Lo cierto es, sin embargo, que esa demanda puede ser perfectamente racional y moralmente atendible, y también que las circunstancias que podrían hacer lícita la práctica de la eutanasia no lo sean en un caso como el de Barcelona, sea que lo alegue un abogado cristiano, un humanista cristiano como Illa o su porquero. No solo porque, por lo que parece, hay dudas sobre si el padecimiento o enfermedad que se sufre responde a las características que impone la LORE, sino porque la decisión de la paciente es más bien errática. Así y todo, es controvertible que el padre pueda ostentar legitimación activa para detener un procedimiento en contra de la (presunta) voluntad de quien ha solicitado la práctica de la eutanasia cuando se ha dado el visto bueno por parte de los órganos y profesionales competentes, y sobre si la juez no se estará extralimitando al haber dictado una medida cautelarísima de paralización del acto clínico. Y sin embargo…
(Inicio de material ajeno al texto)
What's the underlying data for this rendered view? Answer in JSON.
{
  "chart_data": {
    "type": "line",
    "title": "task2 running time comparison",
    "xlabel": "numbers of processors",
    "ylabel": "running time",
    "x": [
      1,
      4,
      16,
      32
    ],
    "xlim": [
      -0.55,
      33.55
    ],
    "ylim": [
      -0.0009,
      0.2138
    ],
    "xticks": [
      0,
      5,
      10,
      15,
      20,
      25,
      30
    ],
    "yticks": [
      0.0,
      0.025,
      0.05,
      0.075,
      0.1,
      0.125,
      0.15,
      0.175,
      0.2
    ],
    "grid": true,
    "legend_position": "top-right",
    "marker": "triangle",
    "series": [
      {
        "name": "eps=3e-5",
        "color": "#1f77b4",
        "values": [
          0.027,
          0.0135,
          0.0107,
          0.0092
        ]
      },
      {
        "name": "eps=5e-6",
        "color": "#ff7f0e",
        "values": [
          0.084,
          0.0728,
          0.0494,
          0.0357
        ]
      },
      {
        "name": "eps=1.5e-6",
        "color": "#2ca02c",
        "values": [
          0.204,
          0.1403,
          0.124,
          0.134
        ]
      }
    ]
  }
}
«Nuestras intuiciones morales básicas no tienen entre sus cimientos el de que morirse sea el estado de cosas deseable»
Pensémoslo en los términos de mi ejemplo imaginario y descartando que sea un mero asunto administrativo -el de no llevar el señor Y los 12 meses de empadronamiento que exige la LORE- sino algo más sustantivo lo que pudiera aconsejar que la decisión se revoque: imaginemos que, días antes de que se lleve a término la administración de la eutanasia, se descubre que el cáncer del señor Y ahora sí es tratable con un nuevo fármaco recientemente aprobado por la FDA americana, un tratamiento que cronifica el tumor y permite una más que razonable calidad de vida y que pronto va a formar parte de la cartera de servicios sanitarios. Siendo que la decisión de seguir viviendo de nuestro señor Y, a la luz de la nueva realidad, es siempre reversible –puede solicitar nuevamente la prestación de ayuda a morir-, pero lo contrario no, la prudencia exige parar las máquinas.
Y la razón para proceder a una suspensión semejante es que, en principio, y por principio, el poder público debe tener como misión posibilitar que los ciudadanos prosigan con sus planes de vida, a que desarrollen una vida, digna, sin duda, reconociblemente humana, pero vida en primer lugar; y que ayudarles activamente a morir debe ser tenido como la lamentable, sí, lamentable excepción, a aquella regla. Y para sostener semejante principio o conjunto de principios no hace falta ser abogado o humanista cristiano: basta asomarse a alguna de nuestras intuiciones morales básicas, ciertos principios secularmente aceptables y al entramado institucional y normativo del que nos hemos dotado, o al que algunos aspiran a dotarse. Un entramado –derechos sociales, redistribuciones de riqueza, etc.- siempre perfectible y en constante tensión, pero que sin duda no tiene entre sus cimientos el de que morirse sea el estado de cosas deseable o al que hay que aspirar. Todo lo contrario.
Quizá, como cantaba Aute, vivir, más que un derecho, «es el deber de no claudicar». Aunque, claro, no a cualquier precio medido en términos de sufrimiento o de anulación de nuestra libertad sobre cómo queremos ser final, e indefectiblemente, mortales.